This Quiet Wisconsin Town Is An Underrated Gem For Nature Lovers
It is easy to overlook Baraboo when passing through Wisconsin. This little community has a storied circus past, but its real draw is the outdoors. Few towns in the Midwest pack in as many natural attractions. Baraboo is ringed by glacial lakes, sandstone gorges, and quartzite bluffs. Families willing to skip the nearby waterpark resorts will find something more memorable here.
Much Older Than It Looks

Baraboo's landscape is older than almost anything a visitor will stand on anywhere in the Midwest. The quartzite of the Baraboo Range was forged an estimated 1.6 billion years ago, making it some of the oldest exposed rock in North America, laid down more than a billion years before the first dinosaurs. When the Wisconsin Glacier reached this area near the close of the last ice age, roughly 12,000 years ago, it dammed an ancient river gorge with moraines and left behind a 360-acre lake. Today that is the site of Devil's Lake State Park, where quartzite walls tower 500 feet above the water and one-of-a-kind formations like the Devil's Doorway and Balanced Rock perch along the bluffs.

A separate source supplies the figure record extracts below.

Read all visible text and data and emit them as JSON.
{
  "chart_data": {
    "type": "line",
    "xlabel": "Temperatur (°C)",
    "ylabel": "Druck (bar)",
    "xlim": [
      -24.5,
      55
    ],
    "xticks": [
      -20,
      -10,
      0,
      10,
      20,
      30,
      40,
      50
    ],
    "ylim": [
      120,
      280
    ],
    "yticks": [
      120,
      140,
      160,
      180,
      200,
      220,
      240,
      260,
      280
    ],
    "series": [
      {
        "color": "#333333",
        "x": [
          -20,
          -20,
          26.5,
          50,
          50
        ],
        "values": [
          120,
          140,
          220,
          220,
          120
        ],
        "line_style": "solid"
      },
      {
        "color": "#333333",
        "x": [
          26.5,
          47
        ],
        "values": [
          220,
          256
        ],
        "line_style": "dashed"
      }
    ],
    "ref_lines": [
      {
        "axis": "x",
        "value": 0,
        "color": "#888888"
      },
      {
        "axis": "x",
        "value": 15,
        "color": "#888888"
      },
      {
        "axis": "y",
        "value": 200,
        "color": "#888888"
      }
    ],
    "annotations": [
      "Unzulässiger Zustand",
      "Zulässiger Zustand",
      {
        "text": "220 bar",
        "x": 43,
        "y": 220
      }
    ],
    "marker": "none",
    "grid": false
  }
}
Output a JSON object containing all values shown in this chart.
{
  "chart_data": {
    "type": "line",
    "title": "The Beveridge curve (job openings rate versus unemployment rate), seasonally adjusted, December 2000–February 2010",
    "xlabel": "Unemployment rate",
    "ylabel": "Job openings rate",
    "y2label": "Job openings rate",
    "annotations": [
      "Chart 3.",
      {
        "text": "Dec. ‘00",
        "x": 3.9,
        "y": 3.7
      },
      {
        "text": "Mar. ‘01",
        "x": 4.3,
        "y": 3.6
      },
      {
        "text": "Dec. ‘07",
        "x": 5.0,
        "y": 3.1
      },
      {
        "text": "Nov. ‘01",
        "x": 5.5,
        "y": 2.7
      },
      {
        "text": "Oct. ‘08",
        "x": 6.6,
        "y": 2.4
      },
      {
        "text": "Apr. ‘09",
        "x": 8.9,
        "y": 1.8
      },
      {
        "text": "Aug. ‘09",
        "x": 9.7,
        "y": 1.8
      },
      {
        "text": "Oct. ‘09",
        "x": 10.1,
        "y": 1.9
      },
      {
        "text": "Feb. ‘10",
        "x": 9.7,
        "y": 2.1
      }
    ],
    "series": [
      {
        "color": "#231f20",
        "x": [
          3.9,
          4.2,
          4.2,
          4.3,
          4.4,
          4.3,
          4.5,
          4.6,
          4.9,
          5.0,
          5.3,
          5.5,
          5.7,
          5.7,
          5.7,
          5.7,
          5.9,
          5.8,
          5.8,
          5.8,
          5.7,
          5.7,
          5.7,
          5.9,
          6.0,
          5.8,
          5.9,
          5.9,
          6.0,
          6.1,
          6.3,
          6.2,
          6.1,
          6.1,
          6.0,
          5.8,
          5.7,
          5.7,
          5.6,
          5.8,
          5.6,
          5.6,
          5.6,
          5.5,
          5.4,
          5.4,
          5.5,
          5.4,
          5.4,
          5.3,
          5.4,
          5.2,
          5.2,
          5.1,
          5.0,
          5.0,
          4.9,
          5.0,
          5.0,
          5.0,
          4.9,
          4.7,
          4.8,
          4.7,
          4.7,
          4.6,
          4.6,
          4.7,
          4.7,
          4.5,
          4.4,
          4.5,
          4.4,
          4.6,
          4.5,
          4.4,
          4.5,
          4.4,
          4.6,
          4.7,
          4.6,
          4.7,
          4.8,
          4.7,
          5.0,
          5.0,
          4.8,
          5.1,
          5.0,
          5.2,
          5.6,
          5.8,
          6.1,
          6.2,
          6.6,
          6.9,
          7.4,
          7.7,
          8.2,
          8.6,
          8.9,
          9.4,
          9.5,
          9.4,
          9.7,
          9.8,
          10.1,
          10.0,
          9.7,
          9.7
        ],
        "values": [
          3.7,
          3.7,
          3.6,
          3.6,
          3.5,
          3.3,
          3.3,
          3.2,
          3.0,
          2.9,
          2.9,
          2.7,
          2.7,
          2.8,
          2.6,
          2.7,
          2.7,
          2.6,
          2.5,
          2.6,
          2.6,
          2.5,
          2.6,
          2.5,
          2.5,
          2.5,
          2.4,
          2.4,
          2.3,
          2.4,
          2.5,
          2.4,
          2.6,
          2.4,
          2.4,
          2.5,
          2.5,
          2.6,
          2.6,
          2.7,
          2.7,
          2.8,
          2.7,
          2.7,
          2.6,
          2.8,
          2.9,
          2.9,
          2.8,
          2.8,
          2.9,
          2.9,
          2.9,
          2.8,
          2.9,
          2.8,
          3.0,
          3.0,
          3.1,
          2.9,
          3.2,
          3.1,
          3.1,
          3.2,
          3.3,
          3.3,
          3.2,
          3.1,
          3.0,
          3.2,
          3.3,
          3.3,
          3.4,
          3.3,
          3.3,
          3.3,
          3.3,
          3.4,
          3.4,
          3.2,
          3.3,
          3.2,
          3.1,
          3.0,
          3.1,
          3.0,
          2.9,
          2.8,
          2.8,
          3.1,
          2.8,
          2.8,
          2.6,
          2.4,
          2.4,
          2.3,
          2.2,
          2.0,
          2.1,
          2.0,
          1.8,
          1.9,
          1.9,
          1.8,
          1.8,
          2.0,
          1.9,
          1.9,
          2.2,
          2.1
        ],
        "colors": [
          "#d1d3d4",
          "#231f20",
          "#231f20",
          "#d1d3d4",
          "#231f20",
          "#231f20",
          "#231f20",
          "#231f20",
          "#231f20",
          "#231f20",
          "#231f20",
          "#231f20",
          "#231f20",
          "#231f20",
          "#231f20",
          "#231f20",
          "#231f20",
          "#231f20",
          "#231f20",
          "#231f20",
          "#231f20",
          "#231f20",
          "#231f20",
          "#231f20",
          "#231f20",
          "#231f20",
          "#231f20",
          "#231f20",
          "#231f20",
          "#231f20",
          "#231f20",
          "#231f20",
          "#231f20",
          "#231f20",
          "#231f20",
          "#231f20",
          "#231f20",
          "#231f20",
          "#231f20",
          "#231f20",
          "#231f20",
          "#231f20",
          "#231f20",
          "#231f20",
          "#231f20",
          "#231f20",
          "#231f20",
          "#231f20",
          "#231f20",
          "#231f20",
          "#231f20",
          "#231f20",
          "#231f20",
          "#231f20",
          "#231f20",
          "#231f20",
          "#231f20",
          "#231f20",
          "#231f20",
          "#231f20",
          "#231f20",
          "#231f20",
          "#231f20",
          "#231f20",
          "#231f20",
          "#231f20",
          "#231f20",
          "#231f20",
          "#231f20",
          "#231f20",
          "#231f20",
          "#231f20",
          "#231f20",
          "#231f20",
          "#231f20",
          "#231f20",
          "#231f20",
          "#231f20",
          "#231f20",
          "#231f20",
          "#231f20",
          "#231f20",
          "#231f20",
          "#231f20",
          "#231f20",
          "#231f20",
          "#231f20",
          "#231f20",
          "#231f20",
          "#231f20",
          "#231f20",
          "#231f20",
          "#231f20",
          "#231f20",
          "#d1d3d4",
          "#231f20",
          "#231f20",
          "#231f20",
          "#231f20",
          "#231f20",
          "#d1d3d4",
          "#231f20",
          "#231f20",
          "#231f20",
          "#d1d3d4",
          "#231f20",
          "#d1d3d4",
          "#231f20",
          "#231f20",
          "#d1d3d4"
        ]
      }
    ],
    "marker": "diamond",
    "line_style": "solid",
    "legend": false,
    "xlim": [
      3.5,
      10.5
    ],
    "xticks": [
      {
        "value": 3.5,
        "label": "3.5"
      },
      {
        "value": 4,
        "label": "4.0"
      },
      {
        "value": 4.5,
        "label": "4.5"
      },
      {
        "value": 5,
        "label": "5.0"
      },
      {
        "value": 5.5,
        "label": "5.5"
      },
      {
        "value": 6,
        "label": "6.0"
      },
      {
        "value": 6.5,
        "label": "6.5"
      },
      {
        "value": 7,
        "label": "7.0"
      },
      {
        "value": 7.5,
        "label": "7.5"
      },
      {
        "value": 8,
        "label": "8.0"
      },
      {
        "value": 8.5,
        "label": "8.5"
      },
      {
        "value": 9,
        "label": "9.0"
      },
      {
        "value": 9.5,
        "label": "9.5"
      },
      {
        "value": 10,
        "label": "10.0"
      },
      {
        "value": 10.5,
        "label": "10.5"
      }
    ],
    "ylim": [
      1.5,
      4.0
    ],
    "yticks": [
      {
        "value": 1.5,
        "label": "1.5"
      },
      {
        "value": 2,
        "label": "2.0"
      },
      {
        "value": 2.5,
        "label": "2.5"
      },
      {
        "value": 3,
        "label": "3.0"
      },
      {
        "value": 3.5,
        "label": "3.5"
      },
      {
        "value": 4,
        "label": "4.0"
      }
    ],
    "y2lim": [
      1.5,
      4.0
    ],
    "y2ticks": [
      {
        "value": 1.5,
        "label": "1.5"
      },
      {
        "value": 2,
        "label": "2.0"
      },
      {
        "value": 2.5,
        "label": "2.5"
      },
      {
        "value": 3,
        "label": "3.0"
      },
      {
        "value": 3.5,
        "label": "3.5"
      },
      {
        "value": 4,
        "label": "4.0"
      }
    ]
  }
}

The state park spans more than 9,000 acres and draws millions of visitors a year, making it Wisconsin's most popular and its largest. Camping, hiking, swimming, and wildlife watching all happen here, and the trails range across skill levels, so families and serious hikers find routes that suit them. The exposed quartzite of the Baraboo Hills also makes this one of the Midwest's premier rock-climbing destinations, with hundreds of established routes on the East and West Bluffs. Less obvious among the park's better-known sights are its Native American effigy mounds, burial earthworks that predate any permanent settlement here.
Baraboo Is Set Apart

What really sets Baraboo apart for nature lovers is how many protected places sit within reach of its center. Within a thirty-minute drive are roughly two dozen parks, a mix of state parks, state natural areas, and county grounds. Each offers something different. Natural Bridge State Park holds Wisconsin's largest natural arch, a sandstone span whose top stands 35 feet above the forest floor, with a rock shelter beneath it that sheltered people more than 10,000 years ago.
Parfrey's Glen, Wisconsin's first designated state natural area, is a deep, cool gorge cut into sandstone studded with quartzite pebbles at the southern edge of the Baraboo Hills. Set against the open bluffs of Devil's Lake, it gives the active visitor something genuinely new with each outing.
Water Recreation and Wildlife

Where Devil's Lake can get busy, Mirror Lake State Park is the quieter counterpart. A few miles to the northwest of town, this narrow impoundment of Dell Creek sits between steep sandstone walls, and its calm, no-wake water is made for paddling, kayaking, and canoeing. Anglers do well here too, with a fishery that includes largemouth bass, walleye, northern pike, and panfish. For those after the species that need moving water, sauger, channel catfish, smallmouth bass, the Baraboo River itself runs right through town and offers easy access.
The hills around Baraboo support a wide range of wildlife, starting with bald eagles and peregrine falcons that nest on the bluffs. White-tailed deer, beaver, wild turkeys, and great blue herons are all common. Birders looking for more should head to Baxter's Hollow, a large preserve west of Devil's Lake, where rare and breeding species such as the Acadian flycatcher and the hooded warbler turn up during migration.
Planning Your Trip to Baraboo

Baraboo is not hard to reach. Madison sits about thirty-five miles away, and Chicago is a manageable 2.5-hour drive. There is plenty to do beyond the trails and bluffs, beginning with the Circus World Museum, which stands on the original winter quarters of the Ringling Brothers Circus and preserves the legacy the town is proud to share. The Ringlings launched their show in Baraboo in 1884 and headquartered it here until 1918, and Al Ringling built the ornate Al. Ringling Theatre downtown in 1915 as a gift to the town.
Any season is worth the trip, though summer is the most active and the most forgiving weather for exploring. Fall runs a close second, when the quartzite bluffs stand against the reds and oranges of the turning leaves. Winter has its own appeal, with snowshoeing and cross-country skiing throughout the park and downhill runs at Devil's Head Resort, about 15 minutes to the south.
A Nature Lover's Pick in Wisconsin
Baraboo sits at the center of one of Wisconsin's densest clusters of natural attractions, with roughly two dozen parks within a thirty-minute drive. Devil's Lake and its towering bluffs anchor the area, Mirror Lake offers the calmer alternative, and the town's circus roots at places like the Circus World Museum give a rainy afternoon somewhere to go. For Wisconsinites who want dark skies and quartzite within a couple of hours of Milwaukee or Madison, Baraboo answers the call.